Nitekim yönetim yani teknik tanımıyla bir grup insanı aynı amaçlar etrafında toplayan, çabalarını koordine eden ve gerekli motivasyonu sağlayan süreç, aslında temelde insani duyarlılığı gerektirir. Araştırmalar, yönetim alanı genişledikçe yani daha az kişiden, daha fazla kişiyi yönetmeye doğru gidildikçe yöneticinin sahip olması gereken temel yeterliliklerin de değiştiğini gösteriyor. Örneğin; bir fabrikadaki ustabaşı veya şefin, ilgili teknik bilgi, donanım ve iş yapabilme, yaptırabilme becerileri öne çıkarken, aynı fabrikanın genel müdürü için teknik bilgi ve donanımdan daha önce insan ilişkileri, koordinasyon, sorun çözümü gibi beceriler öne çıkıyor. Şu halde tüm kademeler için önemli olmakla birlikte yönetim kademelerinde yukarıya çıkıldıkça insan odaklı olmak daha büyük önem kazanıyor. Yönetici ya da liderin amacı, kendisine bağımlı kişiler oluşturmak değil, aksine yönetim alanındakilere hizmetkâr olmayı başarmak olmalı. Yöneticinin yegâne işi, insanları sevk ve idare etmektir. Bu da herkese kişisel olarak gelişebileceği, kendisini ifade edebileceği, hür ve bağımsız olabileceği bir ortam oluşturmakla mümkün. Çünkü yönetici, insanlara dert değil, şifa olan kişi olmalı.

Yönetici, yönetim alanındaki insanlara bağlı olduğu sürece onlar da lidere bağlı. Yönetici çevresindeki insanları, kendisini bir yerlere götürecek unsurlar, araçlar, kuru kalabalıklar olarak görürse onlar da yöneticiyi kendilerini bir yerlere getirecek ya da kendilerine bir menfaat sağlayacak bir unsur olarak görürler. Sonunda yönetici, gönüllerini kazanamadığı insanları, tane tane kaybeder. Çoğu zaman cismen yöneticinin yanında olanlar bile gönül olarak çoktan uzaklaşmış olabilir.

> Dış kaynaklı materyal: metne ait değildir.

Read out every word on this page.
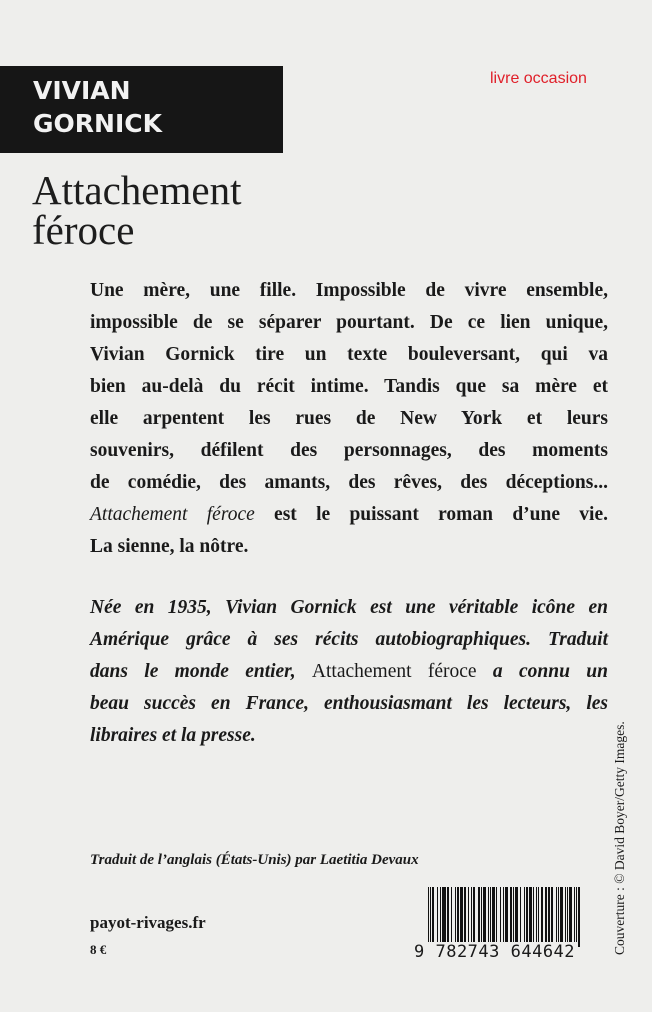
VIVIAN
GORNICK
Attachement
féroce
livre occasion
Une mère, une fille. Impossible de vivre ensemble,
impossible de se séparer pourtant. De ce lien unique,
Vivian Gornick tire un texte bouleversant, qui va
bien au-delà du récit intime. Tandis que sa mère et
elle arpentent les rues de New York et leurs
souvenirs, défilent des personnages, des moments
de comédie, des amants, des rêves, des déceptions...
Attachement féroce est le puissant roman d’une vie.
La sienne, la nôtre.
Née en 1935, Vivian Gornick est une véritable icône en
Amérique grâce à ses récits autobiographiques. Traduit
dans le monde entier, Attachement féroce a connu un
beau succès en France, enthousiasmant les lecteurs, les
libraires et la presse.
Traduit de l’anglais (États-Unis) par Laetitia Devaux
payot-rivages.fr
8 €	9 782743 644642	Couverture : © David Boyer/Getty Images.
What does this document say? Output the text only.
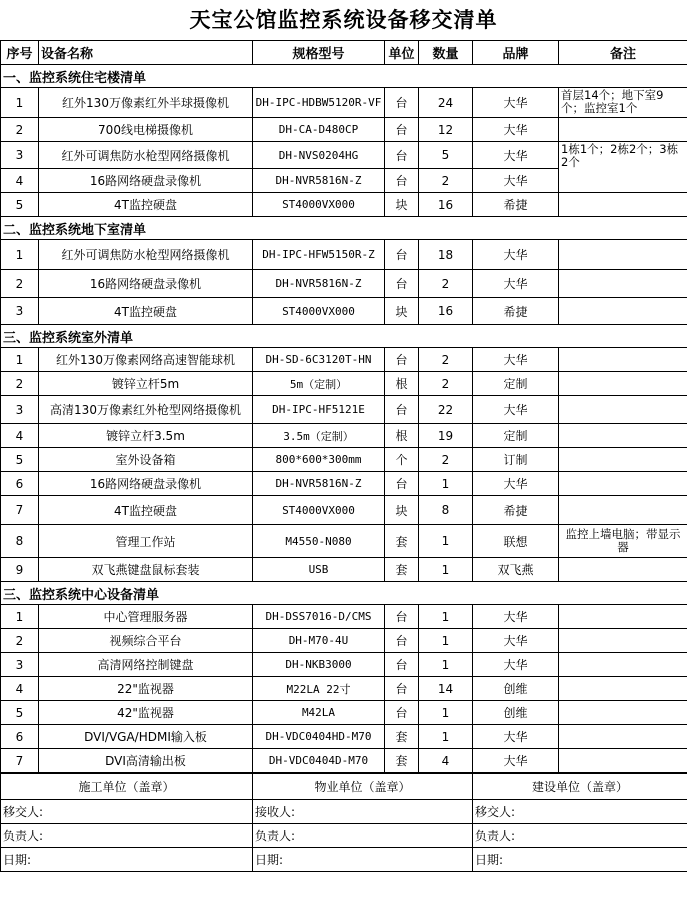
天宝公馆监控系统设备移交清单
序号	设备名称	规格型号	单位	数量	品牌	备注
一、监控系统住宅楼清单						
1	红外130万像素红外半球摄像机	DH-IPC-HDBW5120R-VF	台	24	大华	首层14个；地下室9个；监控室1个
2	700线电梯摄像机	DH-CA-D480CP	台	12	大华	
3	红外可调焦防水枪型网络摄像机	DH-NVS0204HG	台	5	大华	1栋1个；2栋2个；3栋2个
4	16路网络硬盘录像机	DH-NVR5816N-Z	台	2	大华	
5	4T监控硬盘	ST4000VX000	块	16	希捷	
二、监控系统地下室清单						
1	红外可调焦防水枪型网络摄像机	DH-IPC-HFW5150R-Z	台	18	大华	
2	16路网络硬盘录像机	DH-NVR5816N-Z	台	2	大华	
3	4T监控硬盘	ST4000VX000	块	16	希捷	
三、监控系统室外清单						
1	红外130万像素网络高速智能球机	DH-SD-6C3120T-HN	台	2	大华	
2	镀锌立杆5m	5m（定制）	根	2	定制	
3	高清130万像素红外枪型网络摄像机	DH-IPC-HF5121E	台	22	大华	
4	镀锌立杆3.5m	3.5m（定制）	根	19	定制	
5	室外设备箱	800*600*300mm	个	2	订制	
6	16路网络硬盘录像机	DH-NVR5816N-Z	台	1	大华	
7	4T监控硬盘	ST4000VX000	块	8	希捷	
8	管理工作站	M4550-N080	套	1	联想	监控上墙电脑；带显示器
9	双飞燕键盘鼠标套装	USB	套	1	双飞燕	
三、监控系统中心设备清单						
1	中心管理服务器	DH-DSS7016-D/CMS	台	1	大华	
2	视频综合平台	DH-M70-4U	台	1	大华	
3	高清网络控制键盘	DH-NKB3000	台	1	大华	
4	22"监视器	M22LA 22寸	台	14	创维	
5	42"监视器	M42LA	台	1	创维	
6	DVI/VGA/HDMI输入板	DH-VDC0404HD-M70	套	1	大华	
7	DVI高清输出板	DH-VDC0404D-M70	套	4	大华	
施工单位（盖章）	物业单位（盖章）	建设单位（盖章）
移交人:	接收人:	移交人:
负责人:	负责人:	负责人:
日期:	日期:	日期:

Yöneticinin asıl hedefi, yönetim alanındakilere yeni bir ufuk, gelecek ve umut oluşturmaktır. Bunun için sistemin öz değerlerinin yaşatılması yanında değişim ve dönüşüme uyum için aktif çaba içinde olunması ve tüm bu süreçte bilimsel anlayıştan uzaklaşılmaması önemli.